Or better yet, I'm a software developer. What couldn't I make OpenCPN do if I wrote some code ?

If you're a developer and like to fiddle with that sorta thing... my take from reading here is that OpenCPN could work for you. If so, possibly with a lot of work on your part.

The number of queries in the OpenCPN section here suggest to me that it's a science project -- great for folks who like those, maybe not so great for folks who just want to navigate the boat. You can decide where you fit in all that...

I am NOT a developer (although I have deep background managing teams of developers) so in my case it's much simpler to just plan out a commercial package, get it installed, and go boating. Since we bought our Furuno system (an example) on the previous in 2009 we had exactly one "help desk" sort of query... very early on... that Furuno had solved with a software update that I hadn't known about.

So in answer to your question about what a commercial system does for me that OpenCPN can't: it probably works, without requiring my fiddling with it.

FWIW, we use TimeZero on the ship's laptop as one of our backup layers. I don't have insight into their helpdesk log so dunno how "fiddly" it might be for the whole body of users... but my installation has been stable throughout it's lifetime... and all I've had to do is turn it on and use it.

(Usually in dry interior spaces, and not in bright/direct sunlight. I could shift it to a decent toughbook but haven't found a need to do that... given the installed nav suite at our helm.)
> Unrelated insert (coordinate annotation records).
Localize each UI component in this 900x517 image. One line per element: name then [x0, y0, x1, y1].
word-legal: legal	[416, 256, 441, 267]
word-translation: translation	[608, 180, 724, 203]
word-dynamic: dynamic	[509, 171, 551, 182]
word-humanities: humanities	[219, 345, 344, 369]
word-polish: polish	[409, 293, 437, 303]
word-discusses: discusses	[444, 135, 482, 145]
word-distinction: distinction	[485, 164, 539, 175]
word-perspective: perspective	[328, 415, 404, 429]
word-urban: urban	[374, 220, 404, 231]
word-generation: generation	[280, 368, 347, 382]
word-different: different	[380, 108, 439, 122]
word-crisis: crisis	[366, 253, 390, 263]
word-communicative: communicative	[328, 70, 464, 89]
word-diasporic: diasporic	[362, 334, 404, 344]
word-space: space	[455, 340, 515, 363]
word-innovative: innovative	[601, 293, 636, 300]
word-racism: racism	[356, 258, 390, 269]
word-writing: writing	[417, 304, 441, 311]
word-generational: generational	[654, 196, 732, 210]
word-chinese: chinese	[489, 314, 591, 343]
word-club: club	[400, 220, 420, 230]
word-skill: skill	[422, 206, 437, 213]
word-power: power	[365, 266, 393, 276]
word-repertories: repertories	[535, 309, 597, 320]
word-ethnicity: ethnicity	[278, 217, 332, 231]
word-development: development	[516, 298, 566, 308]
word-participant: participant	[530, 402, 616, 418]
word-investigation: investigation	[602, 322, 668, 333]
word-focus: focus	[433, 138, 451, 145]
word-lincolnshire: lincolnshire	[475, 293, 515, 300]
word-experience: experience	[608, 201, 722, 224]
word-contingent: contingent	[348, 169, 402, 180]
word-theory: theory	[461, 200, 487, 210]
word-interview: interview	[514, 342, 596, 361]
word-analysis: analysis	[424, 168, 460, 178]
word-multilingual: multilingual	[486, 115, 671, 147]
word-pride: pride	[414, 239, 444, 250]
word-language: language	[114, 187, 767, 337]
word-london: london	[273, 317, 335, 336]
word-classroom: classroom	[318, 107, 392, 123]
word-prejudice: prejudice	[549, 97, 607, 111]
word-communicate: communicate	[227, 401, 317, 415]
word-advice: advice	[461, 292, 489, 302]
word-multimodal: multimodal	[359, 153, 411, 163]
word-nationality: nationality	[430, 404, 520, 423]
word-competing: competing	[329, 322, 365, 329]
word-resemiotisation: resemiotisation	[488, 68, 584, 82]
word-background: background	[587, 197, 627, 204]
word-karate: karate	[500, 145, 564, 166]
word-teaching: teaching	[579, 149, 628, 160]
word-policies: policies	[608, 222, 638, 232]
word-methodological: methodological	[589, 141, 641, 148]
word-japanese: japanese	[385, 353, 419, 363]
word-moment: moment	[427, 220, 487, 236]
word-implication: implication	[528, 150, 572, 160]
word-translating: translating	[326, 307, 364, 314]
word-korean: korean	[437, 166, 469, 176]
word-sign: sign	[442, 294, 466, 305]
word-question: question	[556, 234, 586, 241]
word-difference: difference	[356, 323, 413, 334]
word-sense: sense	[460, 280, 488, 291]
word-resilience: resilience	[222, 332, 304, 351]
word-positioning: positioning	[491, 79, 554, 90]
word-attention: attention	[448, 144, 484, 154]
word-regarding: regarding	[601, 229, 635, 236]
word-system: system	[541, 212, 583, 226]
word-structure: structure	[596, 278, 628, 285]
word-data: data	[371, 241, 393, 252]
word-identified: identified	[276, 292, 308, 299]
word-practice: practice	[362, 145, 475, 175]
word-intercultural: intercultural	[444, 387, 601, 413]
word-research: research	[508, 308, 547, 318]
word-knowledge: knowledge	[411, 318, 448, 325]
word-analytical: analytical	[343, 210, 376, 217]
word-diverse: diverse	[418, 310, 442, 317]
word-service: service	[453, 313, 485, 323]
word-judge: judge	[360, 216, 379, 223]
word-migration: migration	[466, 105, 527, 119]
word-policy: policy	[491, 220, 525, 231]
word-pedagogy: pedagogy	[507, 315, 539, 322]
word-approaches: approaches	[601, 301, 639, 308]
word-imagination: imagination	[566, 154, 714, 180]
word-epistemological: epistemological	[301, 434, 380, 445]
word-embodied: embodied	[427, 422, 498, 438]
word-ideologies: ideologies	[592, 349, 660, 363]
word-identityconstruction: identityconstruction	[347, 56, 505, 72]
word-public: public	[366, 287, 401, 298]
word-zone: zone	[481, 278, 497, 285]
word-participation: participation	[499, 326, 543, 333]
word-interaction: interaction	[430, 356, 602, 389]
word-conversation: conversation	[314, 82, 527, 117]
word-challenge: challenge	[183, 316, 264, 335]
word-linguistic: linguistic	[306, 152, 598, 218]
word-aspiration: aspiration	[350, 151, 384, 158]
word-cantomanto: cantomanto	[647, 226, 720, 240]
My guess, also FWIW, is that the prices you see for "electronics packages" on new boats might not be representative of what you could have if you spec'd out a system yourself, and especially if you do your own installation. I just had a system installed -- Furuno 16" MFD, sonar, ICOM VHF, a VHF antenna, Furuno AIS, an AIS antenna, a loudhailer -- for approx $7K cost of "stuff". Another ~$2500 for installation with me as helper (and that included some significant time dealing with orphan equipment and wiring from previous installations). Radar would probably have added more $$$ but we already had that, with it's own MFD and DST.